New York’s 2020 winter surge — rising case numbers after the Thanksgiving holiday that kept increasing through Christmas and New Year’s, fueled by indoor holiday gatherings — peaked in mid-January. Hospitalizations peaked in late January. The winter surge last year was before the arrival of the more contagious delta variant in New York in July.
The unprecedented spike is believed to be due to the rapid spread of the even more contagious omicron variant in New York, where the new variant comprised 62.4% of uploaded sequences from New York labs between Dec. 9 and Dec. 22. It was first detected here in early December.
Despite rising case numbers, hospital admissions statewide this year are roughly 75% what they were last year. But hospitalizations are continuing to rise, which concerns public health officials due to the potential for a much bigger post-holiday surge this winter. Even if hospitalizations are proportionately fewer, hospitals may easily become overwhelmed due to the sheer numbers of infections and the potential for hospital staff contractions due to infection.
“This is not delta. This is not the first variant. This is omicron, which thus far — and again, I have to qualify this — thus far has demonstrated, as we’ve watched around the globe and other places where it hit first that it’s not as severe in its impact,” Hochul said during this morning’s update.
But the governor urged New Yorkers to “be smart” about their holiday gatherings.
People who are feeling “just a little under the weather” to stay home. “Don’t be that person” who attends a gathering despite exhibiting symptoms. “That is selfish because you can harm someone,” Hochul said.
Since individuals who have asymptomatic infection can spread the disease, the governor urged people gathering with vulnerable family members — such as the older and immunocompromised people — to wear a mask and maintain social distance to help protect them.
Hochul also announced new guidance for returning to work for essential workers who have been infected.
Following a new recommendation from the Centers for Disease Control and Prevention, essential workers may be allowed by employers to return after to work after five days of a positive test if they are fully vaccinated and are asymptomatic, or if symptoms are resolving and they have no fever and are not on medication. They must wear a mask at work, Hochul said.

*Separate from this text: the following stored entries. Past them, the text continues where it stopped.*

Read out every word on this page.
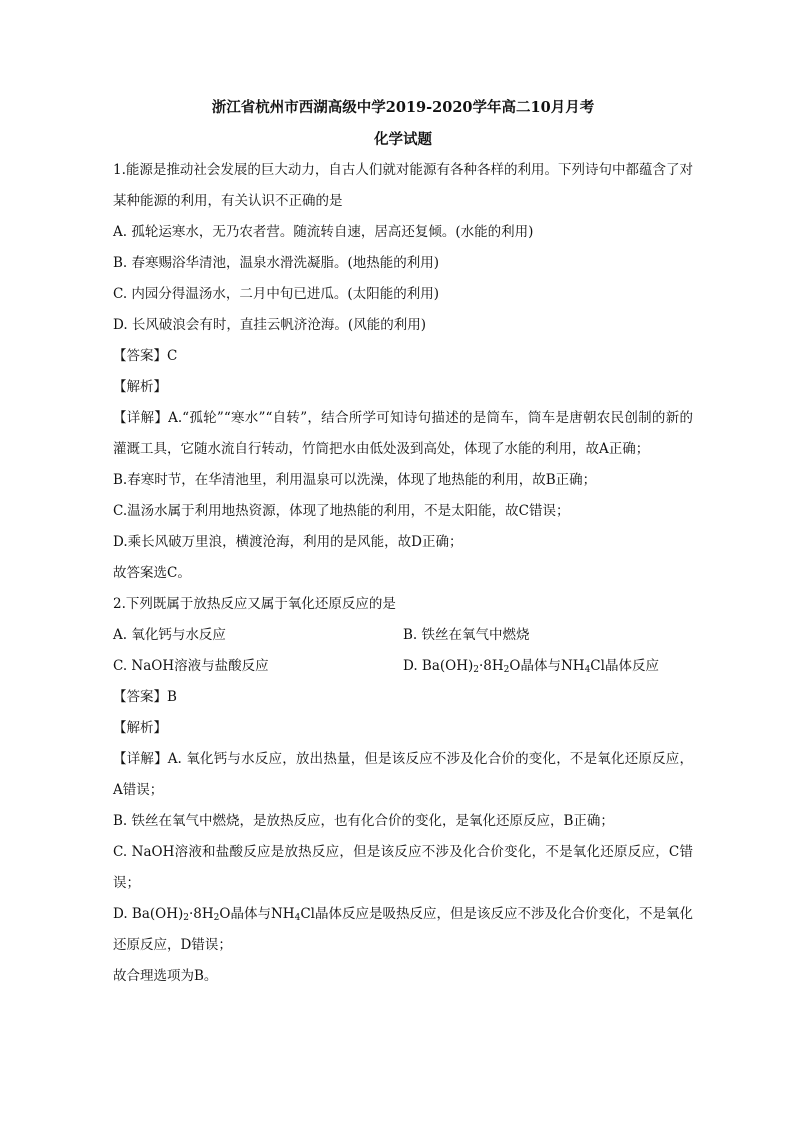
浙江省杭州市西湖高级中学2019-2020学年高二10月月考

化学试题

1.能源是推动社会发展的巨大动力，自古人们就对能源有各种各样的利用。下列诗句中都蕴含了对某种能源的利用，有关认识不正确的是

A. 孤轮运寒水，无乃农者营。随流转自速，居高还复倾。(水能的利用)

B. 春寒赐浴华清池，温泉水滑洗凝脂。(地热能的利用)

C. 内园分得温汤水，二月中旬已进瓜。(太阳能的利用)

D. 长风破浪会有时，直挂云帆济沧海。(风能的利用)

【答案】C

【解析】

【详解】A.“孤轮”“寒水”“自转”，结合所学可知诗句描述的是筒车，筒车是唐朝农民创制的新的灌溉工具，它随水流自行转动，竹筒把水由低处汲到高处，体现了水能的利用，故A正确；

B.春寒时节，在华清池里，利用温泉可以洗澡，体现了地热能的利用，故B正确；

C.温汤水属于利用地热资源，体现了地热能的利用，不是太阳能，故C错误；

D.乘长风破万里浪，横渡沧海，利用的是风能，故D正确；

故答案选C。

2.下列既属于放热反应又属于氧化还原反应的是

A. 氧化钙与水反应	B. 铁丝在氧气中燃烧
C. NaOH溶液与盐酸反应	D. $Ba(OH)_2\cdot 8H_2O$晶体与$NH_4Cl$晶体反应

【答案】B

【解析】

【详解】A. 氧化钙与水反应，放出热量，但是该反应不涉及化合价的变化，不是氧化还原反应，A错误；

B. 铁丝在氧气中燃烧，是放热反应，也有化合价的变化，是氧化还原反应，B正确；

C. NaOH溶液和盐酸反应是放热反应，但是该反应不涉及化合价变化，不是氧化还原反应，C错误；

D. $Ba(OH)_2\cdot 8H_2O$晶体与$NH_4Cl$晶体反应是吸热反应，但是该反应不涉及化合价变化，不是氧化还原反应，D错误；

故合理选项为B。
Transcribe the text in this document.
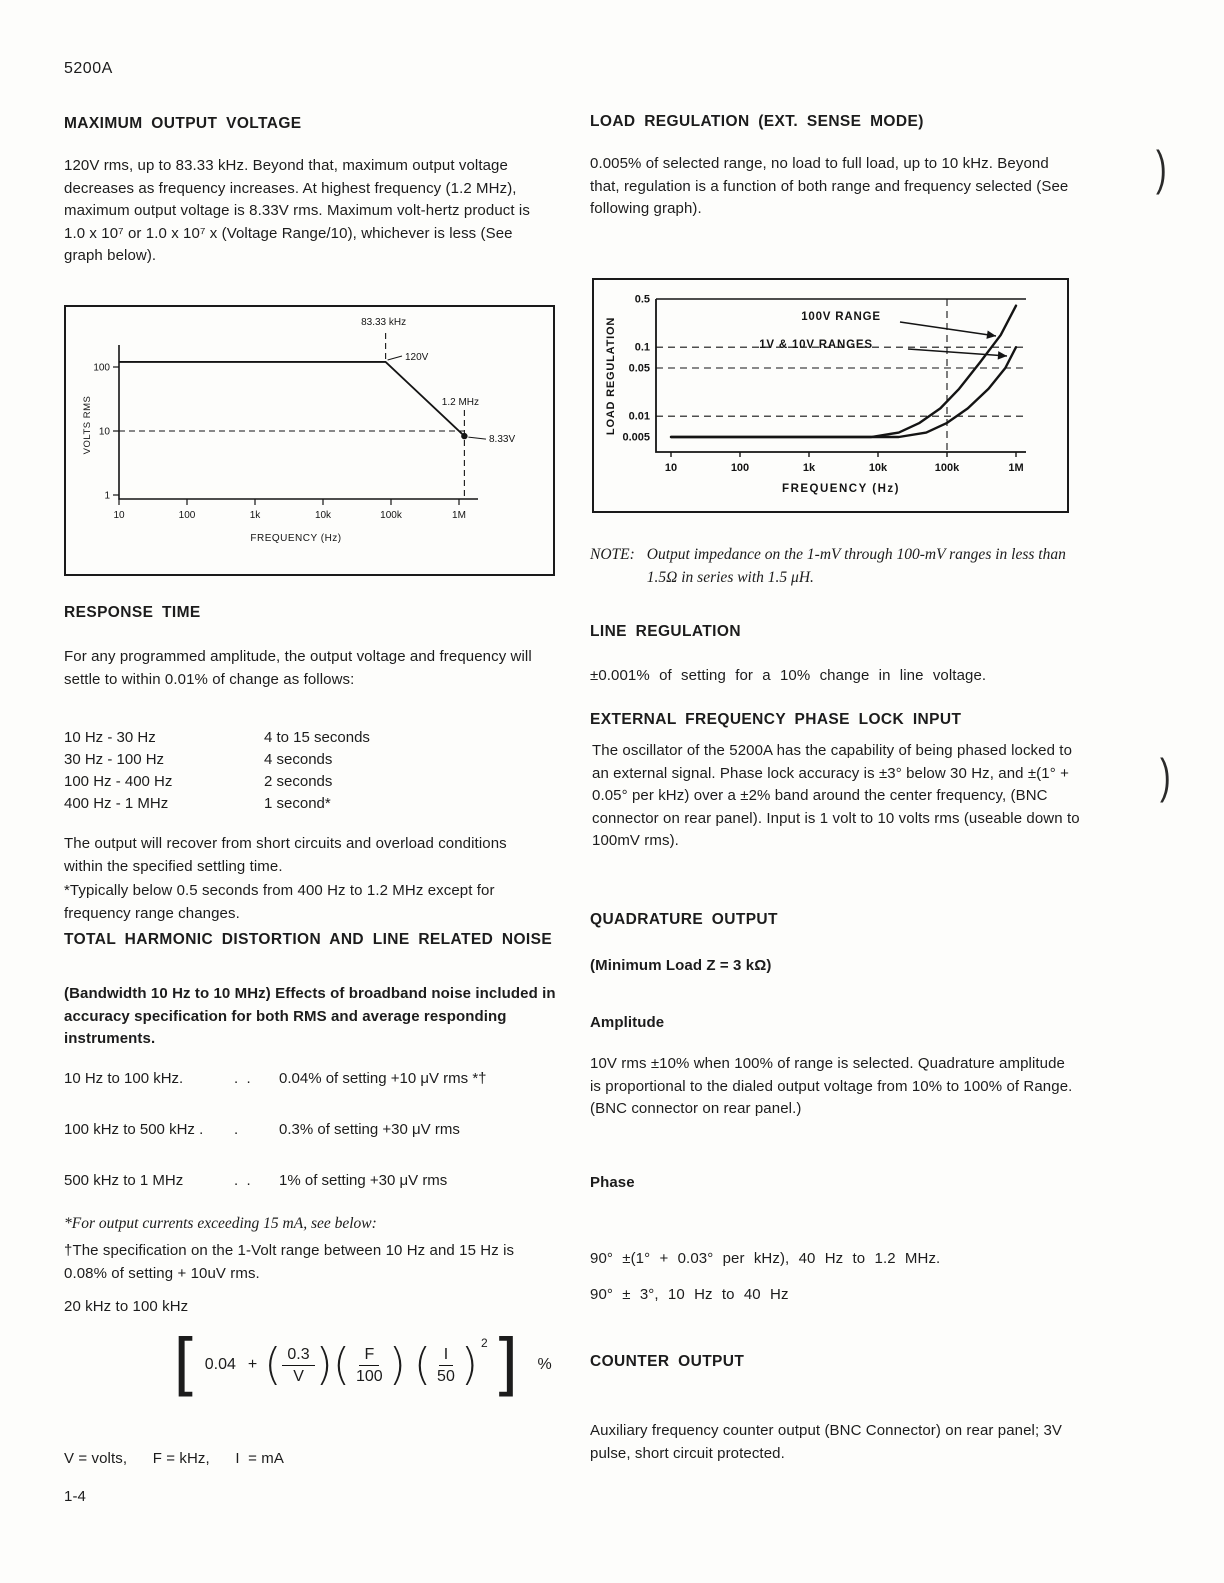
5200A
)
)
MAXIMUM OUTPUT VOLTAGE

120V rms, up to 83.33 kHz. Beyond that, maximum output voltage decreases as frequency increases. At highest frequency (1.2 MHz), maximum output voltage is 8.33V rms. Maximum volt-hertz product is 1.0 x 10⁷ or 1.0 x 10⁷ x (Voltage Range/10), whichever is less (See graph below).

100
10
1
10	100	1k	10k	100k	1M
83.33 kHz
120V
1.2 MHz
8.33V
FREQUENCY (Hz)
VOLTS RMS
RESPONSE TIME

For any programmed amplitude, the output voltage and frequency will settle to within 0.01% of change as follows:

10 Hz - 30 Hz	4 to 15 seconds
30 Hz - 100 Hz	4 seconds
100 Hz - 400 Hz	2 seconds
400 Hz - 1 MHz	1 second*

The output will recover from short circuits and overload conditions within the specified settling time.

*Typically below 0.5 seconds from 400 Hz to 1.2 MHz except for frequency range changes.

TOTAL HARMONIC DISTORTION AND LINE RELATED NOISE

(Bandwidth 10 Hz to 10 MHz) Effects of broadband noise included in accuracy specification for both RMS and average responding instruments.

10 Hz to 100 kHz.	.  .	0.04% of setting +10 μV rms *†
100 kHz to 500 kHz .	.	0.3% of setting +30 μV rms
500 kHz to 1 MHz	.  .	1% of setting +30 μV rms

*For output currents exceeding 15 mA, see below:

†The specification on the 1-Volt range between 10 Hz and 15 Hz is 0.08% of setting + 10uV rms.

20 kHz to 100 kHz

[ 0.04 + ( $\frac{0.3}{V}$ ) ( $\frac{F}{100}$ ) ( $\frac{I}{50}$ ) 2 ] %

V = volts,      F = kHz,      I  = mA

1-4
LOAD REGULATION (EXT. SENSE MODE)

0.005% of selected range, no load to full load, up to 10 kHz. Beyond that, regulation is a function of both range and frequency selected (See following graph).

10	100	1k	10k	100k	1M
0.5
0.1
0.05
0.01
0.005
100V RANGE
1V & 10V RANGES
FREQUENCY (Hz)
LOAD REGULATION
NOTE: Output impedance on the 1-mV through 100-mV ranges in less than 1.5Ω in series with 1.5 μH.
LINE REGULATION

±0.001% of setting for a 10% change in line voltage.

EXTERNAL FREQUENCY PHASE LOCK INPUT

The oscillator of the 5200A has the capability of being phased locked to an external signal. Phase lock accuracy is ±3° below 30 Hz, and ±(1° + 0.05° per kHz) over a ±2% band around the center frequency, (BNC connector on rear panel). Input is 1 volt to 10 volts rms (useable down to 100mV rms).

QUADRATURE OUTPUT

(Minimum Load Z = 3 kΩ)

Amplitude

10V rms ±10% when 100% of range is selected. Quadrature amplitude is proportional to the dialed output voltage from 10% to 100% of Range. (BNC connector on rear panel.)

Phase

90° ±(1° + 0.03° per kHz), 40 Hz to 1.2 MHz.

90° ± 3°, 10 Hz to 40 Hz

COUNTER OUTPUT

Auxiliary frequency counter output (BNC Connector) on rear panel; 3V pulse, short circuit protected.
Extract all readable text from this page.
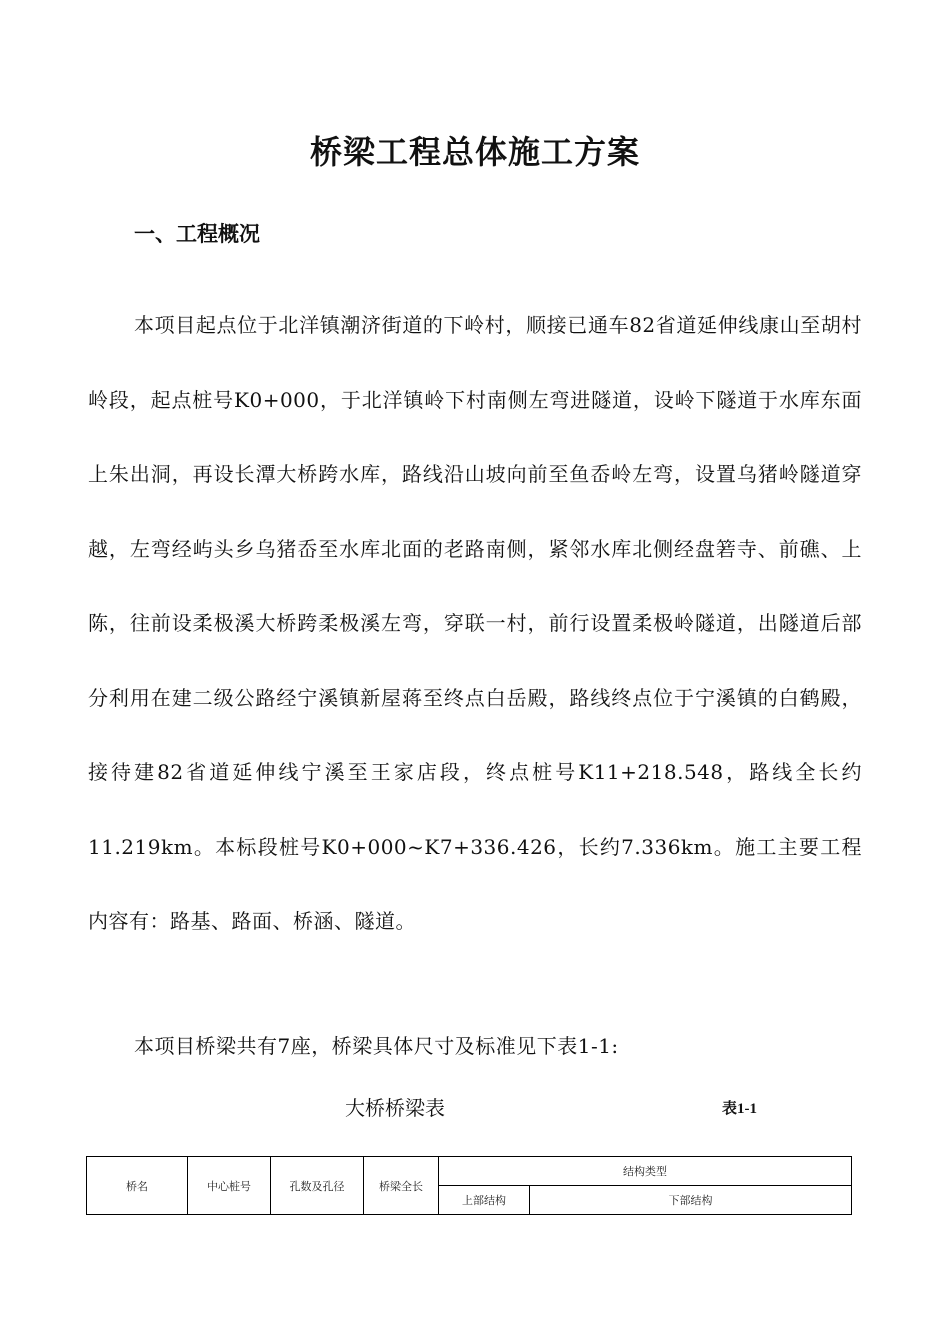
桥梁工程总体施工方案
一、工程概况

本项目起点位于北洋镇潮济街道的下岭村，顺接已通车82省道延伸线康山至胡村岭段，起点桩号K0+000，于北洋镇岭下村南侧左弯进隧道，设岭下隧道于水库东面上朱出洞，再设长潭大桥跨水库，路线沿山坡向前至鱼岙岭左弯，设置乌猪岭隧道穿越，左弯经屿头乡乌猪岙至水库北面的老路南侧，紧邻水库北侧经盘箬寺、前礁、上陈，往前设柔极溪大桥跨柔极溪左弯，穿联一村，前行设置柔极岭隧道，出隧道后部分利用在建二级公路经宁溪镇新屋蒋至终点白岳殿，路线终点位于宁溪镇的白鹤殿，接待建82省道延伸线宁溪至王家店段，终点桩号K11+218.548，路线全长约11.219km。本标段桩号K0+000~K7+336.426，长约7.336km。施工主要工程内容有：路基、路面、桥涵、隧道。

本项目桥梁共有7座，桥梁具体尺寸及标准见下表1-1:

大桥桥梁表	表1-1
桥名	中心桩号	孔数及孔径	桥梁全长	结构类型	
				上部结构	下部结构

The state would publish the new guidance soon, she said.
The governor again urged everyone who is not vaccinated to get a vaccine. Even though omicron can infect even people who are fully vaccinated or previously infected, the governor said “unvaccinated people are 20 times more likely to die than people who are vaccinated.”
Hochul did not provide an opportunity for the media to ask questions following her speech, which lasted about 25 minutes and was live-streamed on the governor’s website. It has been posted to the governor’s YouTube channel.